Wyrok z dnia 2010-03-04 sygn. I CSK 407/09
Numer BOS: 27071
Data orzeczenia: 2010-03-04
Rodzaj organu orzekającego: Sąd Najwyższy
Sędziowie: Katarzyna Tyczka-Rote SSN, Krzysztof Pietrzykowski SSN (przewodniczący), Marek Sychowicz SSN (autor uzasadnienia, sprawozdawca)
Najważniejsze fragmenty orzeczenia w Standardach:
- Przedawnienie roszczeń odszkodowawczych ex contractu (początek biegu przedawnienia)
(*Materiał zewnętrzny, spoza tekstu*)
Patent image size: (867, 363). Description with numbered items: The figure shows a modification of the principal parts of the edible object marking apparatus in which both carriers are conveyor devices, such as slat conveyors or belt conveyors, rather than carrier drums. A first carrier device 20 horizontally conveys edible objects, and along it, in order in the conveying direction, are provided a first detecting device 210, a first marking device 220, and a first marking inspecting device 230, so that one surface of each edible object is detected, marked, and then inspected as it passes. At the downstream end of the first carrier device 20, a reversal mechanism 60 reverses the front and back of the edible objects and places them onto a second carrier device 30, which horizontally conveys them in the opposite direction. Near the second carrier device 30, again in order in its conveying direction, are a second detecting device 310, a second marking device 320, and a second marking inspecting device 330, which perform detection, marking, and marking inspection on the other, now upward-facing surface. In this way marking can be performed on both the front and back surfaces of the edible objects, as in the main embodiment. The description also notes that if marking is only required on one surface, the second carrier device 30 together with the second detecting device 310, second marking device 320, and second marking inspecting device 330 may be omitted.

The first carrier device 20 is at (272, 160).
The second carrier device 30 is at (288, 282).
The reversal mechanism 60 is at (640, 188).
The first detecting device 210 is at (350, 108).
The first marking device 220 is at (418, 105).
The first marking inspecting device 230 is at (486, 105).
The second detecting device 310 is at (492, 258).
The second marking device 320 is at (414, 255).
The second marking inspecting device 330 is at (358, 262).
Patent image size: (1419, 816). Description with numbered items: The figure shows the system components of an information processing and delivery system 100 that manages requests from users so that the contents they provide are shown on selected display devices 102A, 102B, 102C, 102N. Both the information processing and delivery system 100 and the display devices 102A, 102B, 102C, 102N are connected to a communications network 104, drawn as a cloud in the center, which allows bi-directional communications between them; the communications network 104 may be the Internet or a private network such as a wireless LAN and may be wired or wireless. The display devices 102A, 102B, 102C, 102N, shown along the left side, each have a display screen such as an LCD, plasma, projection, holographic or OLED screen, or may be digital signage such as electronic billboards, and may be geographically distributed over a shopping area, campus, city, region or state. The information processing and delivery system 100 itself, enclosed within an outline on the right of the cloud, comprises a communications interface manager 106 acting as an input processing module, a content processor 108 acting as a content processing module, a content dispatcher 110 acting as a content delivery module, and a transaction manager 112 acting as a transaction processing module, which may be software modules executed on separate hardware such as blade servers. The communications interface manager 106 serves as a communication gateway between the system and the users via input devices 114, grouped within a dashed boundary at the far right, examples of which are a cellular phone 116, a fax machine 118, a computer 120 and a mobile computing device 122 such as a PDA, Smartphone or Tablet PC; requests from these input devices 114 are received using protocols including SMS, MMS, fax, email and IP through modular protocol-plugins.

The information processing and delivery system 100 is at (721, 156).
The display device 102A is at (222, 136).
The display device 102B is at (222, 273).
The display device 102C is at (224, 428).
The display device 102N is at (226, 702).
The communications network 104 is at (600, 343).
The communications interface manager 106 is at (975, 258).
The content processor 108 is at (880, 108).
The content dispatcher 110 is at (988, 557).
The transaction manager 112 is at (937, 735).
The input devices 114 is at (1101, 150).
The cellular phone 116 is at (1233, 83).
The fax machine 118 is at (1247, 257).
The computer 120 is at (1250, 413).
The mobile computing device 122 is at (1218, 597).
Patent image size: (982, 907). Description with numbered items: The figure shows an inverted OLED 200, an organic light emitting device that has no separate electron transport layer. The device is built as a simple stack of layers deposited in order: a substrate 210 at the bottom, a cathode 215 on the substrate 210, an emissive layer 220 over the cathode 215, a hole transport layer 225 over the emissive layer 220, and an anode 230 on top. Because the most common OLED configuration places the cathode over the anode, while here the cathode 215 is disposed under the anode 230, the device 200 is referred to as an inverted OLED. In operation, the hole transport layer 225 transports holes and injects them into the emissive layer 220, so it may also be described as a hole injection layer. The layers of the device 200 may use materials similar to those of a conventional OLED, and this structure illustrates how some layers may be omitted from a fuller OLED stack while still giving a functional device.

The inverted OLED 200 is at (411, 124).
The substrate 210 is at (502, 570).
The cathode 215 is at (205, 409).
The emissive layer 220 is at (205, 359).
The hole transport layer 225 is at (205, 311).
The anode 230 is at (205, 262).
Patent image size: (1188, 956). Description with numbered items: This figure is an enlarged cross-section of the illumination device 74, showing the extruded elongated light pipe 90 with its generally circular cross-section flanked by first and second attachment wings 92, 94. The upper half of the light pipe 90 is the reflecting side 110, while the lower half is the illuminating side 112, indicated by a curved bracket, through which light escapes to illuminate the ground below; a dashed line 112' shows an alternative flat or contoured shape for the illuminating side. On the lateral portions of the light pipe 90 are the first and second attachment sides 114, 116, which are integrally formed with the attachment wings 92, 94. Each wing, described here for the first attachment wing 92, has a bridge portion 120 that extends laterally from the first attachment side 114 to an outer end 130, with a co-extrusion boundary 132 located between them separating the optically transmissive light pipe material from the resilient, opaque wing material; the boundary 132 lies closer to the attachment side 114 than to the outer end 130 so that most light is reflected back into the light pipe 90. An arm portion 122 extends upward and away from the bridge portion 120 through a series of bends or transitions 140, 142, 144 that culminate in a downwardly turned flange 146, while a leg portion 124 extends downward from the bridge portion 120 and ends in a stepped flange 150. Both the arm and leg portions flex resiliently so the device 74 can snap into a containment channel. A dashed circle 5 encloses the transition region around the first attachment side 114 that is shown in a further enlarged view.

- Uwzględnienie zarzutu przedawnienia przez sąd II instancji bez względu na zarzuty apelacji
- Lucrum cessans; utracone korzyści
Sygn. akt I CSK 407/09
WYROK
W IMIENIU RZECZYPOSPOLITEJ POLSKIEJ
Dnia 4 marca 2010 r.
Początek biegu terminu przedawnienia roszczenia o naprawienie szkody wynikłej z nienależytego wykonania umowy (art. 471 k.c.), gdy roszczenie obejmuje odszkodowanie z tytułu utraconych korzyści ze względu na nieotrzymanie wynagrodzenia za czas po rozwiązaniu umowy, powinien być ustalony oddzielnie dla poszczególnych świadczeń obejmujących naprawienie szkody spowodowanej nieotrzymaniem wynagrodzenia w kolejnych okresach, w których zgodnie z umową miało ono być wypłacone.
W sprawie o naprawienie szkody spowodowanej nienależytym wykonaniem umowy o zarządzanie przedsiębiorstwem państwowym (art. 45a ustawy z dnia 25 września 1981 r. o przedsiębiorstwach państwowych, tekst jedn.: Dz. U. z 2002 r. Nr 112, poz. 981 ze zm.) biernie legitymowany jest Skarb Państwa, a nie przedsiębiorstwo.
Sąd Najwyższy w składzie:
SSN Krzysztof Pietrzykowski (przewodniczący)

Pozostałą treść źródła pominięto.